Ever had a day that just seems to start off wrong?
You wake up late.
Your kids won’t stop fussing.
You spill your coffee.
Your spouse has an attitude.
One thing seems to pile up after another. Before you know it, you are complaining and just have a bad attitude. Your words become daggers thrown at anyone who gets in your way. You go from being in a bad mood to having a bad day.
The good news—you can turn your day around!
The next time you have a challenging day, try these three tips to help renew your perspective.
1. Practice the Pause
I will be the first to admit; it is easy to react to the actions and words of others. We raise our voices or maybe even withhold affection because we are upset. When I am having a challenging moment, usually the last thing I want to do is to stop and pause. But taking a moment to step back from the situation to pause, breathe and reflect works.
Taking a moment to pause doesn’t have to be a big deal. If you are able, walk into another room to take a few minutes before responding. Wait before returning a text or email. Listen to a praise and worship song. Do a few stretches. Before lashing out, express to others that you need a moment. (Remember, no one is a mind reader.) Being still to pray and to meditate can help quiet the raging thoughts and emotions swirling within us. Remember, how we respond is a choice!
2. Express Gratitude
Anytime we are having a challenging day, every little problem can be magnified. We see all the things wrong with ourselves, our environment, or in our relationships. Expressing gratitude helps us to shift our focus from reacting to the problems, the attitudes or the challenges of the day.
Express your gratitude out loud. Verbalize your appreciation for actions of others. Maybe it was someone who opened a door for you. Maybe your spouse helped with the dishes. Or kid remembered to clean up without asking. Whatever it is–speak to it.
Consider using a gratitude journal. If you are finding yourself complaining about your spouse, write one to three things you love about him. If you are finding yourself complaining about being a stay-at-home mom, write down one to three things being at home allows you do to for and with your children. Changing our thought pattern from complaint to expressing gratitude can help change our hearts.
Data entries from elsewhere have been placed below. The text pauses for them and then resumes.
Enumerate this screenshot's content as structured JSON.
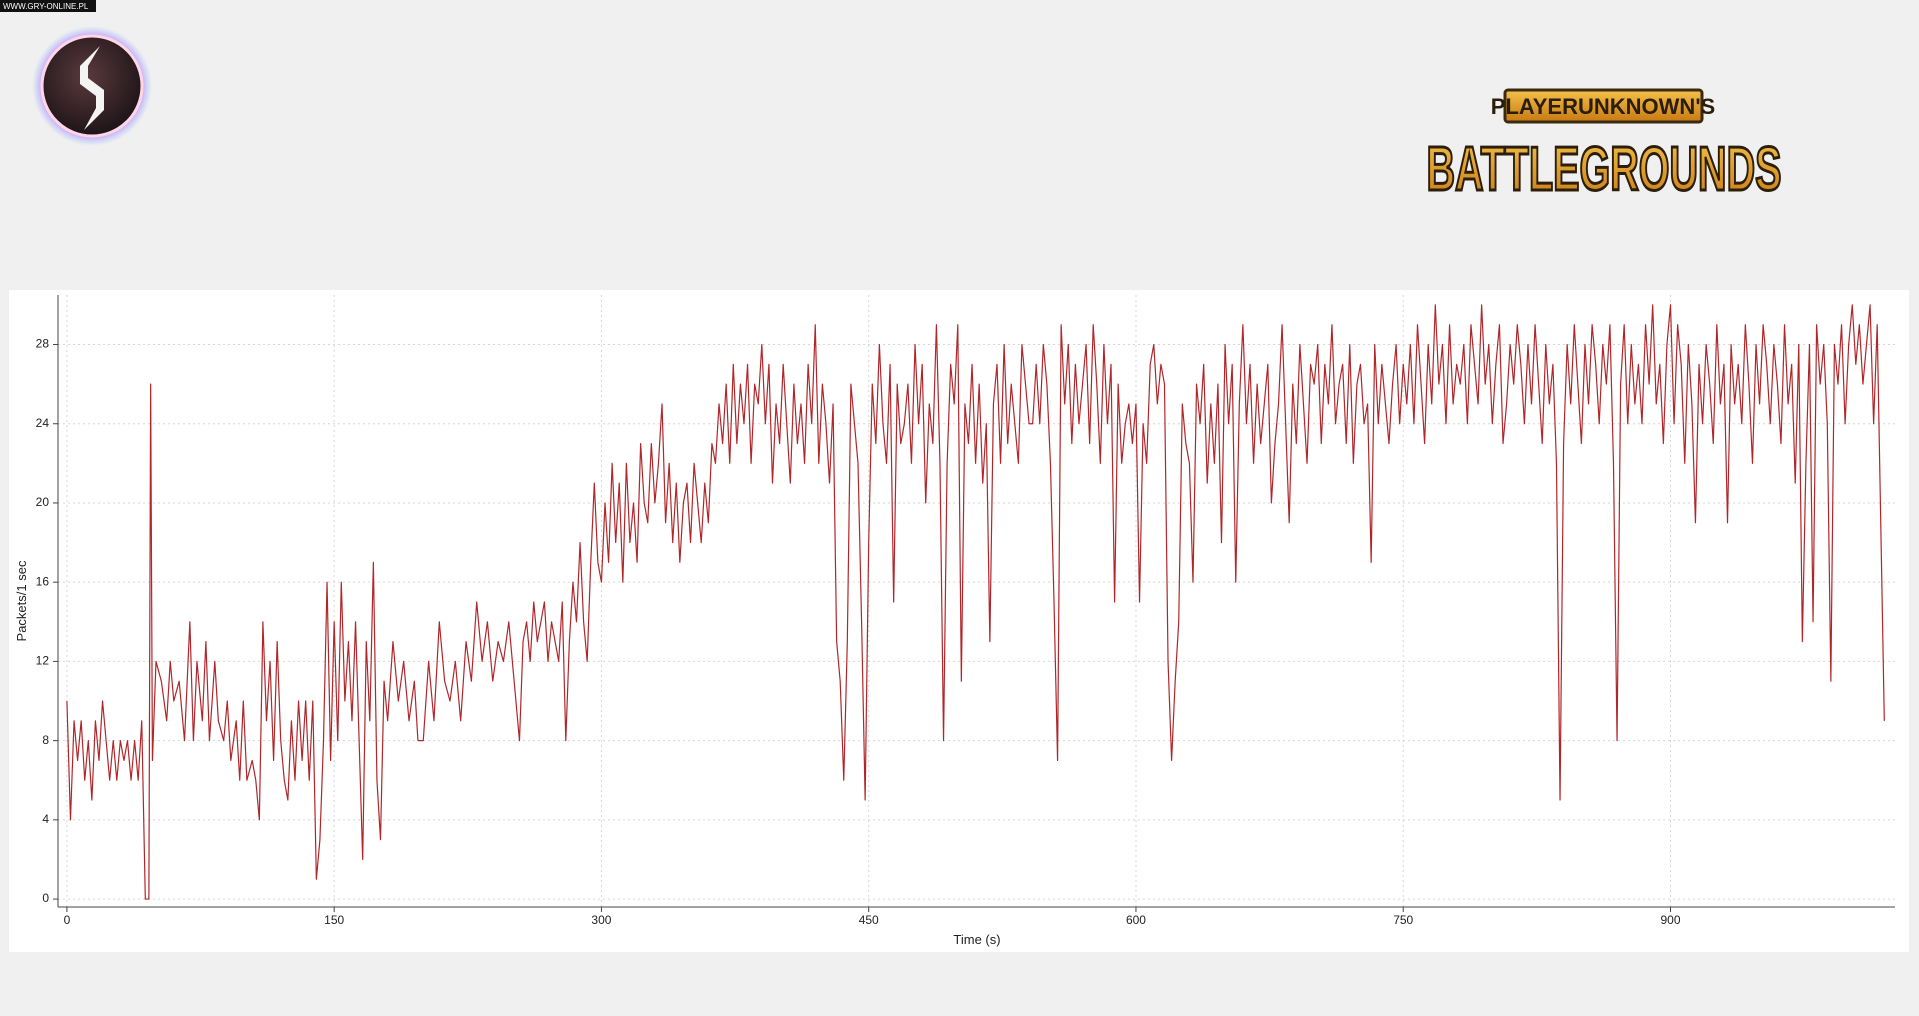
{
  "watermark": "WWW.GRY-ONLINE.PL",
  "brand": {
    "line1": "PLAYERUNKNOWN'S",
    "line2": "BATTLEGROUNDS"
  },
  "chart_data": {
    "type": "line",
    "xlabel": "Time (s)",
    "ylabel": "Packets/1 sec",
    "color": "#b0272b",
    "grid": true,
    "xlim": [
      -5,
      1026
    ],
    "ylim": [
      -0.4,
      30.5
    ],
    "xticks": [
      0,
      150,
      300,
      450,
      600,
      750,
      900
    ],
    "yticks": [
      0,
      4,
      8,
      12,
      16,
      20,
      24,
      28
    ],
    "x": [
      0,
      2,
      4,
      6,
      8,
      10,
      12,
      14,
      16,
      18,
      20,
      22,
      24,
      26,
      28,
      30,
      32,
      34,
      36,
      38,
      40,
      42,
      44,
      46,
      47,
      48,
      50,
      53,
      56,
      58,
      60,
      63,
      66,
      69,
      71,
      73,
      76,
      78,
      80,
      83,
      85,
      88,
      90,
      92,
      95,
      97,
      99,
      101,
      104,
      106,
      108,
      110,
      112,
      114,
      116,
      118,
      120,
      122,
      124,
      126,
      128,
      130,
      132,
      134,
      136,
      138,
      140,
      142,
      144,
      146,
      148,
      150,
      152,
      154,
      156,
      158,
      160,
      162,
      164,
      166,
      168,
      170,
      172,
      174,
      176,
      178,
      180,
      183,
      186,
      189,
      192,
      195,
      197,
      200,
      203,
      206,
      209,
      212,
      215,
      218,
      221,
      224,
      227,
      230,
      233,
      236,
      239,
      242,
      245,
      248,
      251,
      254,
      256,
      258,
      260,
      262,
      264,
      266,
      268,
      270,
      272,
      274,
      276,
      278,
      280,
      282,
      284,
      286,
      288,
      290,
      292,
      294,
      296,
      298,
      300,
      302,
      304,
      306,
      308,
      310,
      312,
      314,
      316,
      318,
      320,
      322,
      324,
      326,
      328,
      330,
      332,
      334,
      336,
      338,
      340,
      342,
      344,
      346,
      348,
      350,
      352,
      354,
      356,
      358,
      360,
      362,
      364,
      366,
      368,
      370,
      372,
      374,
      376,
      378,
      380,
      382,
      384,
      386,
      388,
      390,
      392,
      394,
      396,
      398,
      400,
      402,
      404,
      406,
      408,
      410,
      412,
      414,
      416,
      418,
      420,
      422,
      424,
      426,
      428,
      430,
      432,
      434,
      436,
      438,
      440,
      442,
      444,
      446,
      448,
      450,
      452,
      454,
      456,
      458,
      460,
      462,
      464,
      466,
      468,
      470,
      472,
      474,
      476,
      478,
      480,
      482,
      484,
      486,
      488,
      490,
      492,
      494,
      496,
      498,
      500,
      502,
      504,
      506,
      508,
      510,
      512,
      514,
      516,
      518,
      520,
      522,
      524,
      526,
      528,
      530,
      532,
      534,
      536,
      538,
      540,
      542,
      544,
      546,
      548,
      550,
      552,
      554,
      556,
      558,
      560,
      562,
      564,
      566,
      568,
      570,
      572,
      574,
      576,
      578,
      580,
      582,
      584,
      586,
      588,
      590,
      592,
      594,
      596,
      598,
      600,
      602,
      604,
      606,
      608,
      610,
      612,
      614,
      616,
      618,
      620,
      622,
      624,
      626,
      628,
      630,
      632,
      634,
      636,
      638,
      640,
      642,
      644,
      646,
      648,
      650,
      652,
      654,
      656,
      658,
      660,
      662,
      664,
      666,
      668,
      670,
      672,
      674,
      676,
      678,
      680,
      682,
      684,
      686,
      688,
      690,
      692,
      694,
      696,
      698,
      700,
      702,
      704,
      706,
      708,
      710,
      712,
      714,
      716,
      718,
      720,
      722,
      724,
      726,
      728,
      730,
      732,
      734,
      736,
      738,
      740,
      742,
      744,
      746,
      748,
      750,
      752,
      754,
      756,
      758,
      760,
      762,
      764,
      766,
      768,
      770,
      772,
      774,
      776,
      778,
      780,
      782,
      784,
      786,
      788,
      790,
      792,
      794,
      796,
      798,
      800,
      802,
      804,
      806,
      808,
      810,
      812,
      814,
      816,
      818,
      820,
      822,
      824,
      826,
      828,
      830,
      832,
      834,
      836,
      838,
      840,
      842,
      844,
      846,
      848,
      850,
      852,
      854,
      856,
      858,
      860,
      862,
      864,
      866,
      868,
      870,
      872,
      874,
      876,
      878,
      880,
      882,
      884,
      886,
      888,
      890,
      892,
      894,
      896,
      898,
      900,
      902,
      904,
      906,
      908,
      910,
      912,
      914,
      916,
      918,
      920,
      922,
      924,
      926,
      928,
      930,
      932,
      934,
      936,
      938,
      940,
      942,
      944,
      946,
      948,
      950,
      952,
      954,
      956,
      958,
      960,
      962,
      964,
      966,
      968,
      970,
      972,
      974,
      976,
      978,
      980,
      982,
      984,
      986,
      988,
      990,
      992,
      994,
      996,
      998,
      1000,
      1002,
      1004,
      1006,
      1008,
      1010,
      1012,
      1014,
      1016,
      1018,
      1020
    ],
    "values": [
      10,
      4,
      9,
      7,
      9,
      6,
      8,
      5,
      9,
      7,
      10,
      8,
      6,
      8,
      6,
      8,
      7,
      8,
      6,
      8,
      6,
      9,
      0,
      0,
      26,
      7,
      12,
      11,
      9,
      12,
      10,
      11,
      8,
      14,
      8,
      12,
      9,
      13,
      8,
      12,
      9,
      8,
      10,
      7,
      9,
      6,
      10,
      6,
      7,
      6,
      4,
      14,
      9,
      12,
      7,
      13,
      8,
      6,
      5,
      9,
      6,
      10,
      7,
      10,
      6,
      10,
      1,
      3,
      8,
      16,
      7,
      14,
      8,
      16,
      10,
      13,
      9,
      14,
      8,
      2,
      13,
      9,
      17,
      6,
      3,
      11,
      9,
      13,
      10,
      12,
      9,
      11,
      8,
      8,
      12,
      9,
      14,
      11,
      10,
      12,
      9,
      13,
      11,
      15,
      12,
      14,
      11,
      13,
      12,
      14,
      11,
      8,
      13,
      14,
      12,
      15,
      13,
      14,
      15,
      12,
      14,
      13,
      12,
      15,
      8,
      13,
      16,
      14,
      18,
      14,
      12,
      17,
      21,
      17,
      16,
      20,
      17,
      22,
      18,
      21,
      16,
      22,
      18,
      20,
      17,
      23,
      20,
      19,
      23,
      20,
      22,
      25,
      19,
      22,
      18,
      21,
      17,
      20,
      21,
      18,
      22,
      20,
      18,
      21,
      19,
      23,
      22,
      25,
      23,
      26,
      22,
      27,
      23,
      26,
      24,
      27,
      22,
      26,
      25,
      28,
      24,
      27,
      21,
      25,
      23,
      27,
      24,
      21,
      26,
      23,
      25,
      22,
      27,
      24,
      29,
      22,
      26,
      24,
      21,
      25,
      13,
      11,
      6,
      13,
      26,
      24,
      22,
      14,
      5,
      18,
      26,
      23,
      28,
      24,
      22,
      27,
      15,
      26,
      23,
      24,
      26,
      22,
      28,
      24,
      27,
      20,
      25,
      23,
      29,
      22,
      8,
      22,
      27,
      25,
      29,
      11,
      25,
      23,
      27,
      22,
      26,
      21,
      24,
      13,
      25,
      27,
      22,
      28,
      23,
      26,
      24,
      22,
      28,
      26,
      24,
      24,
      27,
      24,
      28,
      26,
      22,
      15,
      7,
      29,
      25,
      28,
      23,
      27,
      24,
      26,
      28,
      23,
      29,
      26,
      22,
      28,
      24,
      27,
      15,
      26,
      22,
      24,
      25,
      23,
      25,
      15,
      24,
      22,
      27,
      28,
      25,
      27,
      26,
      12,
      7,
      11,
      14,
      25,
      23,
      22,
      16,
      26,
      24,
      27,
      21,
      25,
      22,
      26,
      18,
      28,
      24,
      27,
      16,
      25,
      29,
      24,
      27,
      22,
      26,
      23,
      25,
      27,
      20,
      23,
      25,
      29,
      24,
      19,
      26,
      23,
      28,
      25,
      22,
      27,
      26,
      28,
      23,
      27,
      25,
      29,
      24,
      26,
      27,
      23,
      28,
      22,
      26,
      27,
      24,
      25,
      17,
      28,
      24,
      27,
      25,
      23,
      26,
      28,
      24,
      27,
      25,
      28,
      24,
      29,
      26,
      23,
      28,
      25,
      30,
      26,
      28,
      24,
      29,
      25,
      27,
      26,
      28,
      24,
      29,
      27,
      25,
      30,
      26,
      28,
      24,
      27,
      29,
      23,
      25,
      28,
      26,
      29,
      27,
      24,
      28,
      25,
      29,
      26,
      23,
      28,
      25,
      27,
      22,
      5,
      23,
      28,
      25,
      29,
      26,
      23,
      28,
      25,
      29,
      27,
      24,
      28,
      26,
      29,
      22,
      8,
      26,
      29,
      24,
      28,
      25,
      27,
      24,
      29,
      26,
      30,
      25,
      27,
      23,
      28,
      30,
      24,
      29,
      27,
      22,
      28,
      25,
      19,
      27,
      24,
      28,
      26,
      23,
      29,
      25,
      27,
      19,
      28,
      25,
      27,
      24,
      29,
      26,
      22,
      28,
      25,
      29,
      27,
      24,
      28,
      26,
      23,
      29,
      25,
      27,
      21,
      28,
      13,
      22,
      28,
      14,
      29,
      26,
      28,
      24,
      11,
      28,
      26,
      29,
      24,
      28,
      30,
      27,
      29,
      26,
      28,
      30,
      24,
      29,
      19,
      9
    ]
  }
}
Whatever you decide to do, allow expressing gratitude to be a part of your everyday life.
3. Speak kind
Being rude and speaking unkindly to others doesn’t take much effort. Choosing to speak kindly to those around us in the face of challenge requires discipline and self-control. At some point, we must choose to let go of the anger, the sadness, and/or the frustration. We can offer words of kindness even when our boss has an attitude, we get cut off on the interstate, or your kid hits your heel with the grocery basket (oh, that hurts!). Kindness is a choice!
We are each responsible for how we feel and how we treat others when we experience challenging days. This includes how we even talk to ourselves. The words that we say to ourselves in our heads have just as much impact as how we speak to others. When we experience challenging moments, it can be easy to say things like: “I’m so stupid.”; “I’m not worth loving.”; “I can’t do anything right.”; or even worse. One kind word, even to yourself, can change your perspective. Practicing a pause and expressing gratitude can help you take the negative thought captive and replace it with the truth of God’s word.
Remember, a bad moment doesn’t have to equate to a bad day, a bad month, or a bad year.
We owe it to ourselves and those around us to pause, to express gratitude and to speak kindly. At any point, we can turn a challenging day into a productive one with a renewed perspective.
What will you do to change your day around?